Non sono malattie rare, perché ne soffrono milioni di persone
A titolo esemplificativo: fibromialgia, emicrania, endometriosi, vulvodinia, sindrome da fatica cronica, sensibilità chimica multipla, dolore cronico idiopatico, disturbi funzionali somatici, neuropatia del pudendo e altre affezioni similari.
I valori che ci guideranno in questo cammino saranno sempre:
- Empatia – comprendere prima di giudicare
- Trasparenza – comunicazione chiara e tracciabile.
- Etica – rappresentanza onesta e indipendente.
- Inclusione – ogni voce è importante.
- Competenza – agire su basi scientifiche, non ideologiche.
Questo spazio è a disposizione di tutti: di chi desidera raccontare la propria esperienza, proporre un tema di riflessione, condividere un progetto, una ricerca o una buona pratica.
Ogni contributo, grande o piccolo, può essere un passo verso un Paese più consapevole, più giusto, più umano.

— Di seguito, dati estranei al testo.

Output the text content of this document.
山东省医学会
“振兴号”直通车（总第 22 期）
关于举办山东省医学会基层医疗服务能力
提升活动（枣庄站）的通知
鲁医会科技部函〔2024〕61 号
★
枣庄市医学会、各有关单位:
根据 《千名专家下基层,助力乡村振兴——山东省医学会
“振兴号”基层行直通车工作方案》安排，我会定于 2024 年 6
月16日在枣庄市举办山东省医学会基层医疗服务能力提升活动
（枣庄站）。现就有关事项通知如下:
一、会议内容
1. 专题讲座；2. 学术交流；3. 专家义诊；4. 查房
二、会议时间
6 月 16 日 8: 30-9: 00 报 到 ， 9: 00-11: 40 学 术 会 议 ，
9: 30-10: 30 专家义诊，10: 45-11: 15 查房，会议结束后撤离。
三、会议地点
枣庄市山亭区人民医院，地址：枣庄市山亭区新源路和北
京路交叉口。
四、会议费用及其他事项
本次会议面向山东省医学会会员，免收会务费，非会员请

Perché l’invisibilità non è una condizione, ma una sfida collettiva: e insieme possiamo trasformarla in visione.
Bibliografia
Two sides on the fibromyalgia coin: physical pain and social pain (invalidation) Banafsheh Ghavidel-Parsa1 & Ali Bidari2
Received: 6 July 2020 / Revised: 6 July 2020 / Accepted: 20 July 2020 / Published online: 9 August 2020 # International League of Associations for Rheumatology (ILAR) 2020
1)The Impact of a Peer Social Support Network from the Perspective of Women with Fibromyalgia: A Qualitative Study Glòria Reig-Garcia 1 , Cristina Bosch-Farré 1,2,* , Rosa Suñer-Soler 1,2 , Dolors Juvinyà-Canal 1,2 , Núria Pla-Vila 3, Rosa Noell-Boix 4, Esther Boix-Roqueta 3 and Susana Mantas-Jiménez 1
2)Work, family and social environment in patients with Fibromyalgia in Spain: an epidemiological study: EPIFFAC study Antonio Collado1,5*, Emili Gomez1,5, Rosa Coscolla4, Ruth Sunyol4, Emília Solé5, Javier Rivera3,5, Emília Altarriba5, Jordi Carbonell2,5 and Xavier Castells5,6
“You have to believe the patient”: What do people with fibromyalgia find helpful (and hindering) when accessing health care?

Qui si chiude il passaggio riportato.